Administration to be delegated and scoped to different subsets (or Organisational Units)

Zebra offers flexible administration capabilities, including the ability to delegate and scope administration tasks to specific subsets of users. This functionality is particularly useful when integrating with LDAP, where users are often organised into different organisational units or groups based on organisation, role, location, etc. Scoped administration allows for more granular control over who can manage users and what aspects they can manage, enhancing security and operational efficiency.

Functional Capabilities

Zebra leverages a role-based access control (RBAC) system to implement delegated and scoped administration. Here's how it works:

• Roles and Permissions: Zebra allows you to define roles with specific permissions. These permissions determine the administrative actions a user with that role can perform.

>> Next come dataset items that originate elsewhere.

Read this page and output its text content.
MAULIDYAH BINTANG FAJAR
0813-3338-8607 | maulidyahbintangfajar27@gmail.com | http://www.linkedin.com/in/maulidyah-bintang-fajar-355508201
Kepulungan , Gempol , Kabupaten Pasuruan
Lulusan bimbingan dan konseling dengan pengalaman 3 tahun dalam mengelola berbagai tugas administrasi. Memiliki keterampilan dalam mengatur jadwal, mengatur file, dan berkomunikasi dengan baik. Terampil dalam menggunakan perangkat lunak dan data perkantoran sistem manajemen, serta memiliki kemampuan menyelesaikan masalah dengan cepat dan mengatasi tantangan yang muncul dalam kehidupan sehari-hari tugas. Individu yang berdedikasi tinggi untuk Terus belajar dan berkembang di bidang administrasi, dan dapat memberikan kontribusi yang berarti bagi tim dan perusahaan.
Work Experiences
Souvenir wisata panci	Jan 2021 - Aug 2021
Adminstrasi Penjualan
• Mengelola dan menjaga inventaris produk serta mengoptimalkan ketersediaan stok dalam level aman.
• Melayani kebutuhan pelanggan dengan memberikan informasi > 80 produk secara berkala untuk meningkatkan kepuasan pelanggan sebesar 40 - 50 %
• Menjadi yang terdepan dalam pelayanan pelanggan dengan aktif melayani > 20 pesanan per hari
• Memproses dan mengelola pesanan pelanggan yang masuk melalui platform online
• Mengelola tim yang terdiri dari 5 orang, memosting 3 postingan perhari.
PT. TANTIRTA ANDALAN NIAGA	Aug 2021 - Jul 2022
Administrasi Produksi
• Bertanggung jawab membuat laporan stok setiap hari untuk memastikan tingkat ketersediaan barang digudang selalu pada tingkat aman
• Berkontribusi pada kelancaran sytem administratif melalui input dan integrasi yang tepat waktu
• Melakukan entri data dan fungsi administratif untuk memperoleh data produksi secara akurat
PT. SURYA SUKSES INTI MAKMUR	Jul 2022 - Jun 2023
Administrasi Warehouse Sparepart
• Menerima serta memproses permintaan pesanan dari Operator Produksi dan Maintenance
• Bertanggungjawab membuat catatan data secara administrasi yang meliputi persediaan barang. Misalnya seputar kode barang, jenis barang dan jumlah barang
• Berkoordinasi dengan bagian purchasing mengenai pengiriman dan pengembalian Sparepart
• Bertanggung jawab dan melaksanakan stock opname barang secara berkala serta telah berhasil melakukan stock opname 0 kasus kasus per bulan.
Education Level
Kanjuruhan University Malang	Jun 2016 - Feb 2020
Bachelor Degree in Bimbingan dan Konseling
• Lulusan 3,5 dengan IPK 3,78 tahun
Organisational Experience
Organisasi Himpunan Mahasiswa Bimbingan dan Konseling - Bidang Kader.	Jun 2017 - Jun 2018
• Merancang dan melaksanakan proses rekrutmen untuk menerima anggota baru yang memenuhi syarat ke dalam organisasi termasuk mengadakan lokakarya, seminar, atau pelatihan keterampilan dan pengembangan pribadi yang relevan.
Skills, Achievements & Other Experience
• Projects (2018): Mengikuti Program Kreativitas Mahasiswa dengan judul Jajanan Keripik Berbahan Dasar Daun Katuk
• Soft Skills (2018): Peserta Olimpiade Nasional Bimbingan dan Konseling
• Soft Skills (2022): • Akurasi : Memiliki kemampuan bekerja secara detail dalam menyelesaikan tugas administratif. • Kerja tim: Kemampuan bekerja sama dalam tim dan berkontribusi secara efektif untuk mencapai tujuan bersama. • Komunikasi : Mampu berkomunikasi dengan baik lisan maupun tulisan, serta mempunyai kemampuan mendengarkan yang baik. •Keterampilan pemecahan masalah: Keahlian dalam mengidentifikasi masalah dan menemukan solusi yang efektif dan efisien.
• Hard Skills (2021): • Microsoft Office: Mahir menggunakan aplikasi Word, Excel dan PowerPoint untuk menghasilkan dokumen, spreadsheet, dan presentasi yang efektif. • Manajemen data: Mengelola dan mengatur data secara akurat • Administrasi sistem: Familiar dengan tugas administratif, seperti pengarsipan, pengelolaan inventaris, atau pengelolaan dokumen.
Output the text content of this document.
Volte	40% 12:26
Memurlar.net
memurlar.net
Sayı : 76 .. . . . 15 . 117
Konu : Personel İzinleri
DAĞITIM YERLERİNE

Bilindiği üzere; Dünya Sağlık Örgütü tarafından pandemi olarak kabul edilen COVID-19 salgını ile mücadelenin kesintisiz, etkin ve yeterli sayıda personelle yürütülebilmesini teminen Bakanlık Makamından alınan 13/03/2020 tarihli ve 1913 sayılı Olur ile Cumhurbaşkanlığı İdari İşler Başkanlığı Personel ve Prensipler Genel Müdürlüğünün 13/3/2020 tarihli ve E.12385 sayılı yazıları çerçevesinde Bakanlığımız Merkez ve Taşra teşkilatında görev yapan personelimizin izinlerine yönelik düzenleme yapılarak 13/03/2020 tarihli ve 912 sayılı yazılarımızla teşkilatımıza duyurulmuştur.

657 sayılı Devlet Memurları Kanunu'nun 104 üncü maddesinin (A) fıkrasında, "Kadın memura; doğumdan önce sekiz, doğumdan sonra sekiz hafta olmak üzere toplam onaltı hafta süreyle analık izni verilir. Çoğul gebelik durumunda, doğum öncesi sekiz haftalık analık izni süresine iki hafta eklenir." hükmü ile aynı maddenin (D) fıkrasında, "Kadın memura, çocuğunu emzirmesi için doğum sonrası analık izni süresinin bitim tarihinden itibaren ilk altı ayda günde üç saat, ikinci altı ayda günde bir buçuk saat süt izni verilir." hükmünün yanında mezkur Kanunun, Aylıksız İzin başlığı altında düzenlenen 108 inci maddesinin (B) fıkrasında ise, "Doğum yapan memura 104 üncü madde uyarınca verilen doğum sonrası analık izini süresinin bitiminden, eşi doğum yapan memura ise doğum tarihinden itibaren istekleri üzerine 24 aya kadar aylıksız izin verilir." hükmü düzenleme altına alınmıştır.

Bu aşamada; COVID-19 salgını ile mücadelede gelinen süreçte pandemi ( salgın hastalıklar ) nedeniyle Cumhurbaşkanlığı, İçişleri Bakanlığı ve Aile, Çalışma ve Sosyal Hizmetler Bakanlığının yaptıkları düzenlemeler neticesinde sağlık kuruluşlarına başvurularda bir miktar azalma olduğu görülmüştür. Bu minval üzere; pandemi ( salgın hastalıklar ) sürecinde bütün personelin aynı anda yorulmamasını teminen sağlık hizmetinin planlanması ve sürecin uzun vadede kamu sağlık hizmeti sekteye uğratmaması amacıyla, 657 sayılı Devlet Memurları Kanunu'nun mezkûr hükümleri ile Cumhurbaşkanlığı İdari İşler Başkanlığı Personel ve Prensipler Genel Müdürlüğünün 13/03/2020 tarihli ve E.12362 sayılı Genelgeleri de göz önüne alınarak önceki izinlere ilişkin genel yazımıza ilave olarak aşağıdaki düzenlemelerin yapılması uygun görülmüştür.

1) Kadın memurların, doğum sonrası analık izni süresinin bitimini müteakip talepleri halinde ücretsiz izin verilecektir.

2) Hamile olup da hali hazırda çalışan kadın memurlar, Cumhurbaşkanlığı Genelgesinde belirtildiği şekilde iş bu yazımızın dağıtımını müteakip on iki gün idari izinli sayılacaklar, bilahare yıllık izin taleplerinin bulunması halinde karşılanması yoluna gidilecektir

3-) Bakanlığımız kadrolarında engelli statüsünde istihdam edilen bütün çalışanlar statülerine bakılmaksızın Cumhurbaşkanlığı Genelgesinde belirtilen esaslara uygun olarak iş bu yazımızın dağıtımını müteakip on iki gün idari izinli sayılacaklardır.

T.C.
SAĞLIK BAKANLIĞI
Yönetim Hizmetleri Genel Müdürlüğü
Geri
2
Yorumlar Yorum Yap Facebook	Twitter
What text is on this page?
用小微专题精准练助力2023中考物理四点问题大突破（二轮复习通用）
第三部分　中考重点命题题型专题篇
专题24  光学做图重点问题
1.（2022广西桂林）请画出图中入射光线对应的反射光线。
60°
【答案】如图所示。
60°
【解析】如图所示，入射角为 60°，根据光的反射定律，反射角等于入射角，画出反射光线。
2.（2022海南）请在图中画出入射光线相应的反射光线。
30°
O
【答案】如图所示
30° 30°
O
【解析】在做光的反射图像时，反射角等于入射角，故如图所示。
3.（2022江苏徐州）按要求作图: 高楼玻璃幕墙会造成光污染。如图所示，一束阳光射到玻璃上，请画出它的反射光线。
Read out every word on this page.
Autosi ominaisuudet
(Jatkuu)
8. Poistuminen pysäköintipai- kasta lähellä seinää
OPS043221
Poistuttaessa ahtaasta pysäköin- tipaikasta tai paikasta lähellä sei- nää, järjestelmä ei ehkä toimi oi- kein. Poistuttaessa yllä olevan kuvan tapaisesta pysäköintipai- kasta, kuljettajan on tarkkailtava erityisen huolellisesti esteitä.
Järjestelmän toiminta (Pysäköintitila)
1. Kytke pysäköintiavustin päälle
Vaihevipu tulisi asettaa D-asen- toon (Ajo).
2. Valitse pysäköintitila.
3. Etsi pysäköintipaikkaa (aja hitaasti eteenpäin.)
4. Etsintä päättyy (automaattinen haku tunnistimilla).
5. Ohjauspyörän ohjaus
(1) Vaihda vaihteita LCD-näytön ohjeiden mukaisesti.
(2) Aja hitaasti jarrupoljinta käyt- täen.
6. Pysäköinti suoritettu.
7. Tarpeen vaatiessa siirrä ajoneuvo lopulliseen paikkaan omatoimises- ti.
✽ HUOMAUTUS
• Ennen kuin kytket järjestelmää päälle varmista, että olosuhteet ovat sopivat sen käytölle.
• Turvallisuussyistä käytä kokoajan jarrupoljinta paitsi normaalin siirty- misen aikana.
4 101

• Assigning Roles to Users: You can assign users to specific roles within the Zebra administration console. A user's assigned role determines their administrative capabilities.

• Organisational Units: Zebra utilises units to represent hierarchical structures within your LDAP directory. These units can be used to define the scope of a user's administrative access.

• Scoped Permissions: By combining roles with unit assignments, you can grant delegated administration with specific scopes. For instance, a Team Manager role with permissions scoped to a specific unit within the LDAP structure would only have administrative control over users within that assigned unit.

Benefits of Delegated and Scoped Administration:

• Improved Security: Limiting administrative access to specific units minimises the potential impact of compromised accounts.

• Enhanced Efficiency: Team Managers can manage users relevant to their area of responsibility, streamlining user management tasks.

• Separation of Duties: The ability to delegate specific administrative tasks promotes separation of duties and reduces the risk of unauthorised access.

Implementation Steps

• Defining Scoped Roles: Start by defining custom roles in Zebra that correspond to the administrative scopes you wish to implement. For example, create roles for organisational administrators who should only manage users within their respective organisations.

• Mapping LDAP Groups to Zebra: When configuring LDAP federation, ensure that LDAP groups are mapped to Zebra groups.

• Assigning Scoped Roles to Administrators: Assign the custom scoped roles to administrators, restricting their management capabilities to only the users or groups they are responsible for. This assignment can be done directly or through group membership, depending on the desired approach.

Xaana’s Differentiation - Best Practices

• Regular Review of Scoped Roles: Xaana recommends periodically reviewing and updating the scoped roles and their permissions to ensure they remain aligned with organisational changes and security policies. This includes updating the mappings between LDAP groups and Zebra groups as necessary.

• Use of Client Scopes for Fine-Grained Access Control: In scenarios where administrators need to manage client-specific settings or roles, consider using client scopes in Zebra. Client scopes allow for the definition of permissions at the client level, providing an additional layer of granularity.

• Training and Documentation: Xaana will provide training and comprehensive documentation to scoped administrators to ensure they understand their roles and the extent of their permissions within Zebra.